Un padre e un figlio si raccontano. Gli episodi più salienti delle loro vite squarciano il silenzio della sala InterAction, attraverso il rimbombo di voci fuori campo. Di primo acchito un’impeccabile calendarizzazione di biografie ignote e apparentemente insignificanti, si penserebbe. Ma poi la comparsa di Stefano d’Anna tradisce il pregiudizio del pubblico: il buon marchigiano valica il confine della finzionalità del teatro per dialogare con gli astanti, seduti persino ai suoi piedi, mimando, con la tecnica del più acerbo tra gli attori, i tratti distintivi della sua esistenza umile, pragmatica, ordinaria.

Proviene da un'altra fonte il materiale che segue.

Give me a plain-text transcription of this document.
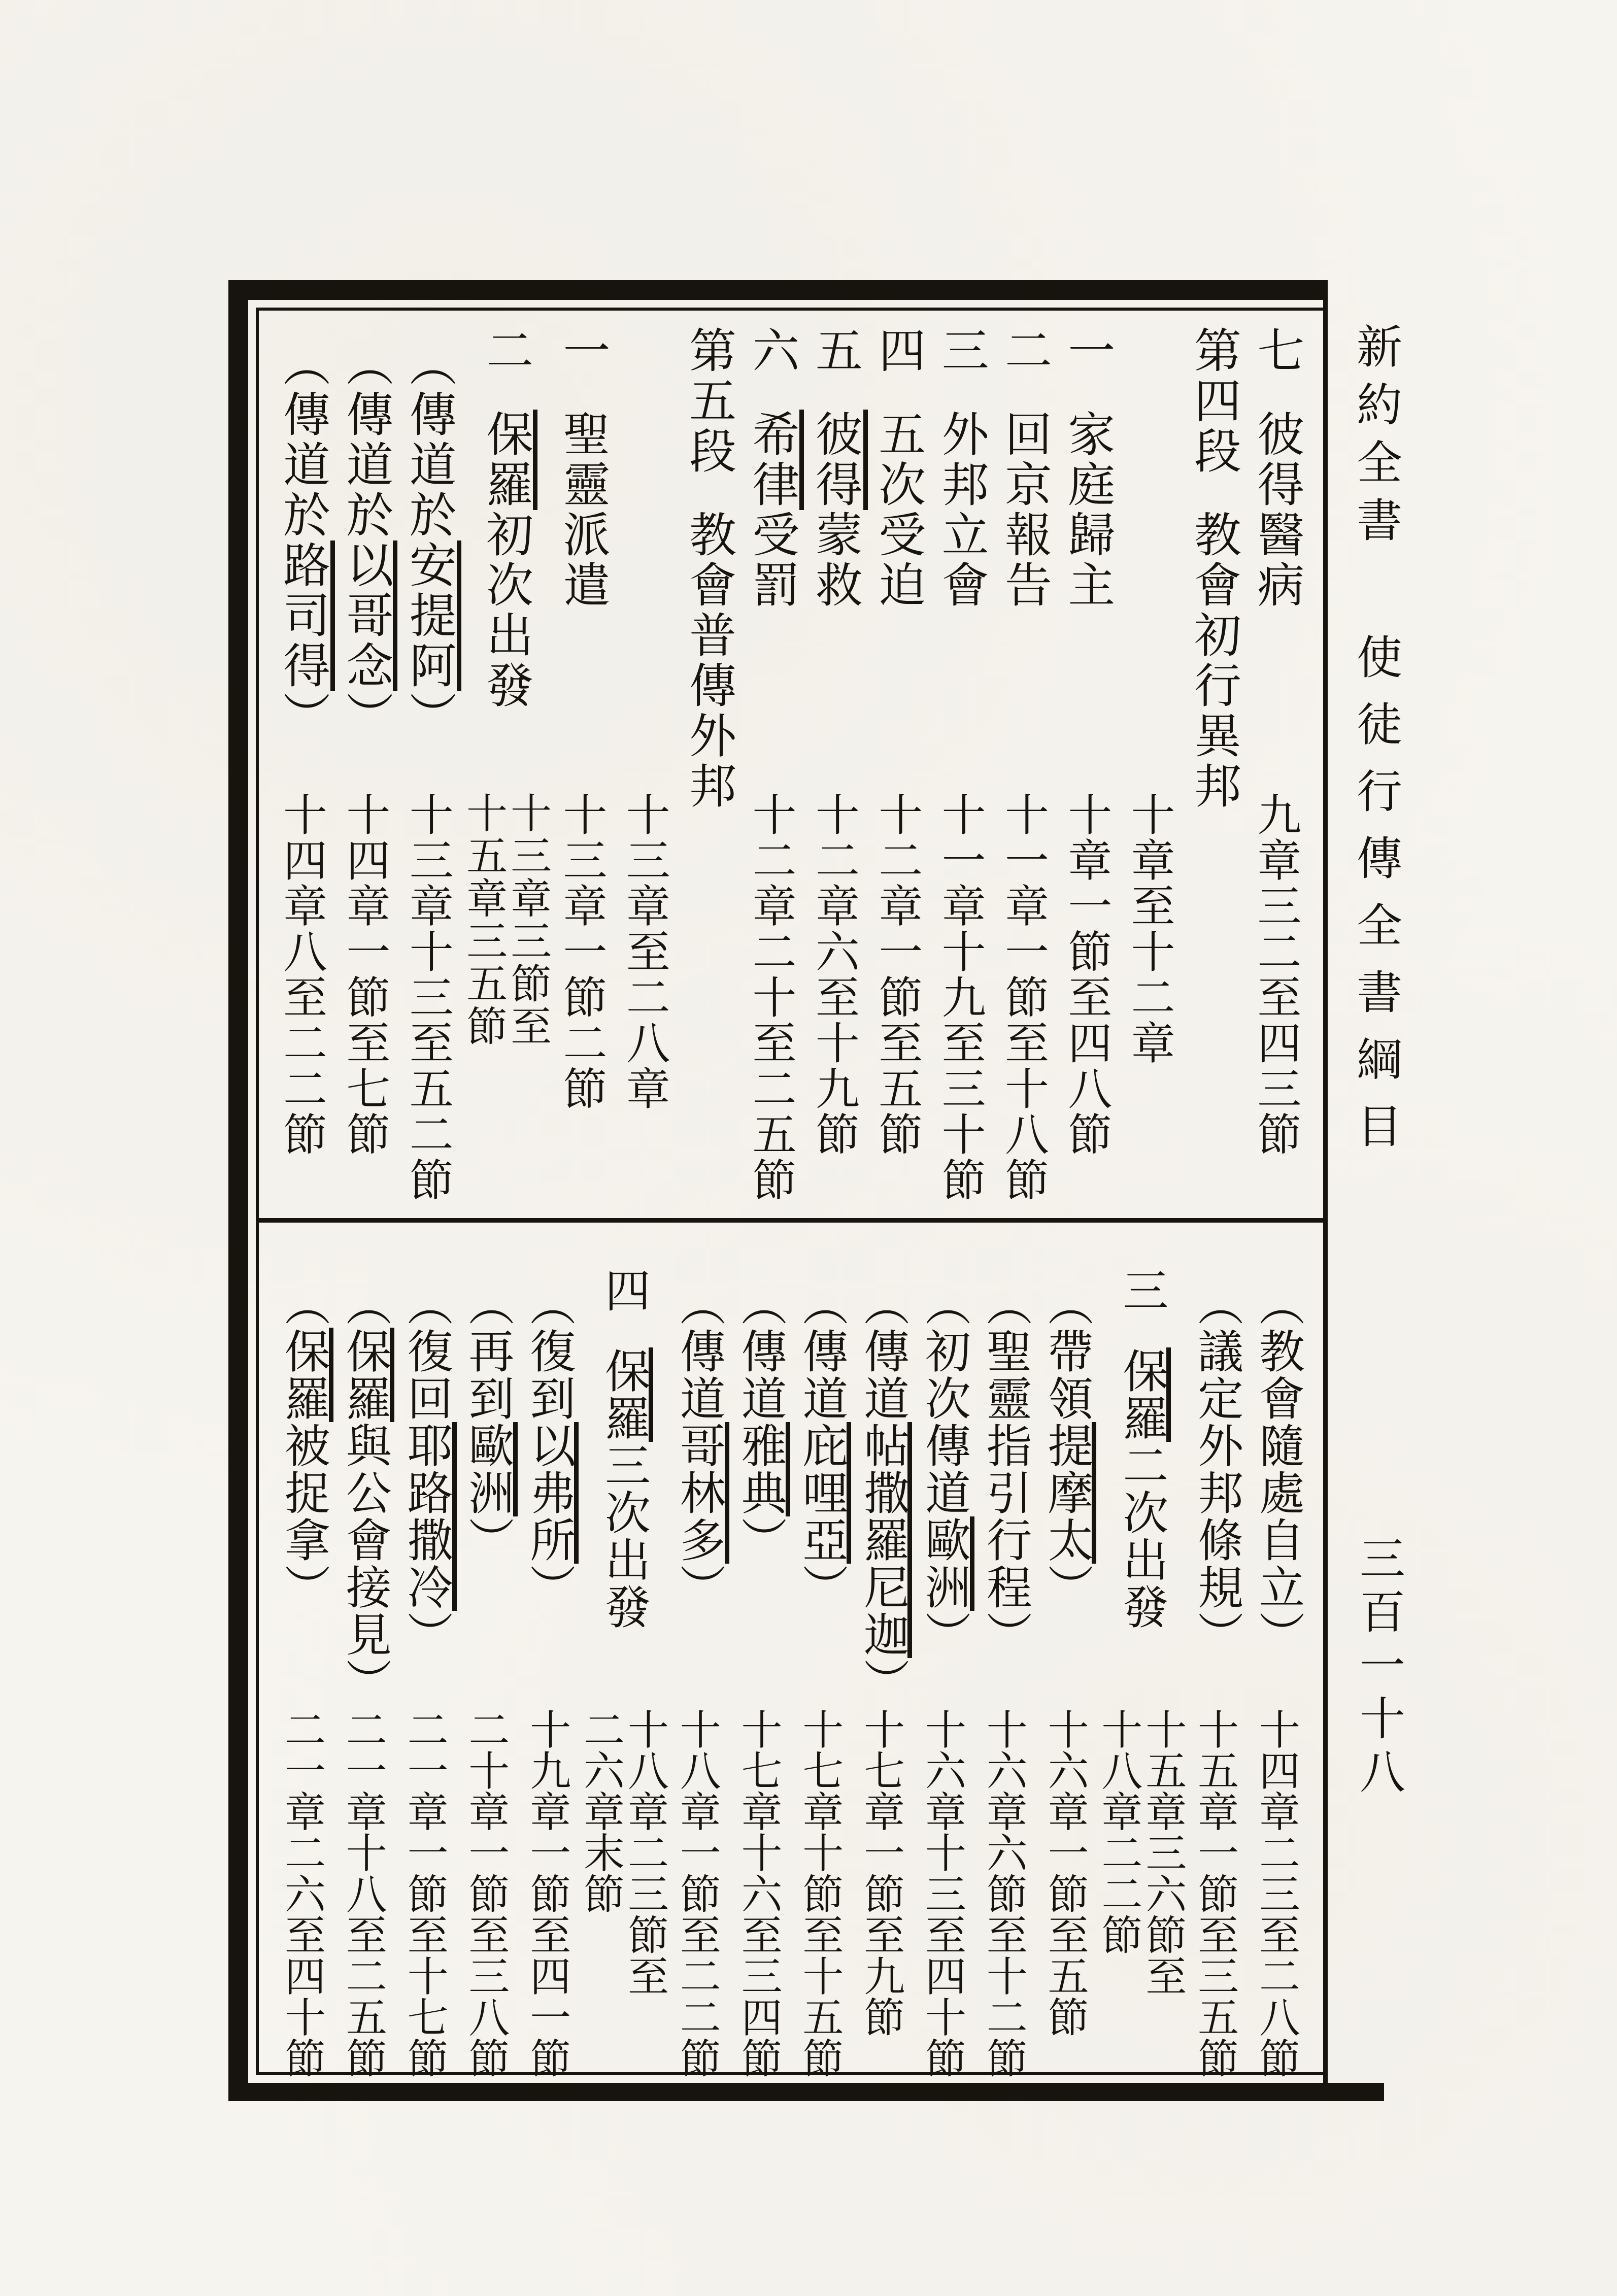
新約全書使徒行傳全書綱目
三百一十八
七彼得醫病
九章三二至四三節
第四段教會初行異邦
十章至十二章
一家庭歸主
十章一節至四八節
二回京報告
十一章一節至十八節
三外邦立會
十一章十九至三十節
四五次受迫
十二章一節至五節
五彼得蒙救
十二章六至十九節
六希律受罰
十二章二十至二五節
第五段教會普傳外邦
十三章至二八章
一聖靈派遣
十三章一節二節
二保羅初次出發
十三章三節至
十五章三五節
（傳道於安提阿）
十三章十三至五二節
（傳道於以哥念）
十四章一節至七節
（傳道於路司得）
十四章八至二二節
（教會隨處自立）
十四章二三至二八節
（議定外邦條規）
十五章一節至三五節
三保羅二次出發
十五章三六節至
十八章二二節
（帶領提摩太）
十六章一節至五節
（聖靈指引行程）
十六章六節至十二節
（初次傳道歐洲）
十六章十三至四十節
（傳道帖撒羅尼迦）
十七章一節至九節
（傳道庇哩亞）
十七章十節至十五節
（傳道雅典）
十七章十六至三四節
（傳道哥林多）
十八章一節至二二節
四保羅三次出發
十八章二三節至
二六章末節
（復到以弗所）
十九章一節至四一節
（再到歐洲）
二十章一節至三八節
（復回耶路撒冷）
二一章一節至十七節
（保羅與公會接見）
二一章十八至二五節
（保羅被捉拿）
二一章二六至四十節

Sulle note di una celebre canzone del compianto Jimmy Fontana, la sua mano comincia a tremare: forse l’emozione da principiante, forse l’intensa carica emotiva, forse un misterioso segreto non ancora confessato.
Foto di Cinzia Camela |
È la volta del giovane – ma non troppo – figlio, Giulio, che
irrompe sul palcoscenico per narrare la sua storia: uno spassoso viaggio introdotto
da una latente omosessualità adolescenziale, degenerato poi in scelte
universitarie forzate e, fortunatamente, terminato con una carriera
professionale all’estero orgogliosamente rivendicata.
Le vicende dei due uomini cominciano a intrecciarsi, aggrovigliando
i loro corpi in un gioco di movenze speculari, piccole gag, tentativi di tenera
danza contact, duramente troncata dall’inevitabile conflitto generazionale
sciorinato in un scontro eccessivamente manesco e volgare, nostalgico di quella
cinematografia italiana di genere firmata Bud Spencer e Terence Hill.
Eppure, due piccole ma evidenti strisce adesive glitterate vengono
applicate sui pantaloncini e ridonano il sorriso tanto ai performer, emulatori
di soubrettes plastificate, quanto ai fedeli partecipanti seduti in platea,
spettatori di un focolare domestico lentamente consumato dal terribile morbo di
Parkinson.
Foto di Cinzia Camela |
Giulio, guerriero di mille battaglie personali, si scopre
inerme di fronte alla furia di questo male inguaribile e degenerativo: la sua
danza si deforma; vaga alla ricerca di un equilibrio alternando cadute
improvvise verso il terreno a molleggiati salti nel vuoto; si pietrifica in
posizioni amorfe abbandonate ad una completa rassegnazione.
Ma la resa non è il suo destino ed è proprio lo stop! ammonitore
di Stefano a ricordarglielo: l’amore filiale non può rendere Giulio vittima di
un dolore che non gli appartiene.
E così, come in un finale da favola, in cui i protagonisti
si avviano a vivere felici e contenti, i due eroi di questa temeraria lotta contro
le difficoltà umane fantasticano di un avvenire radioso, sullo sfondo di un
collage di scatti di vita felice.
Foto di Cinzia Camela |
Visto a: Arena del Sole – Sala InterAction
Data: 28 ottobre 2013
Marco Argentina
Sembra di assistere allo spettacolo. Ottima la scrittura di Argentina, passionale ed attenta, meticolosa nelle descrizioni. invoglia a vedere questa performance, sia per i temi che per le modalità con cui sono affrontati. Grazie.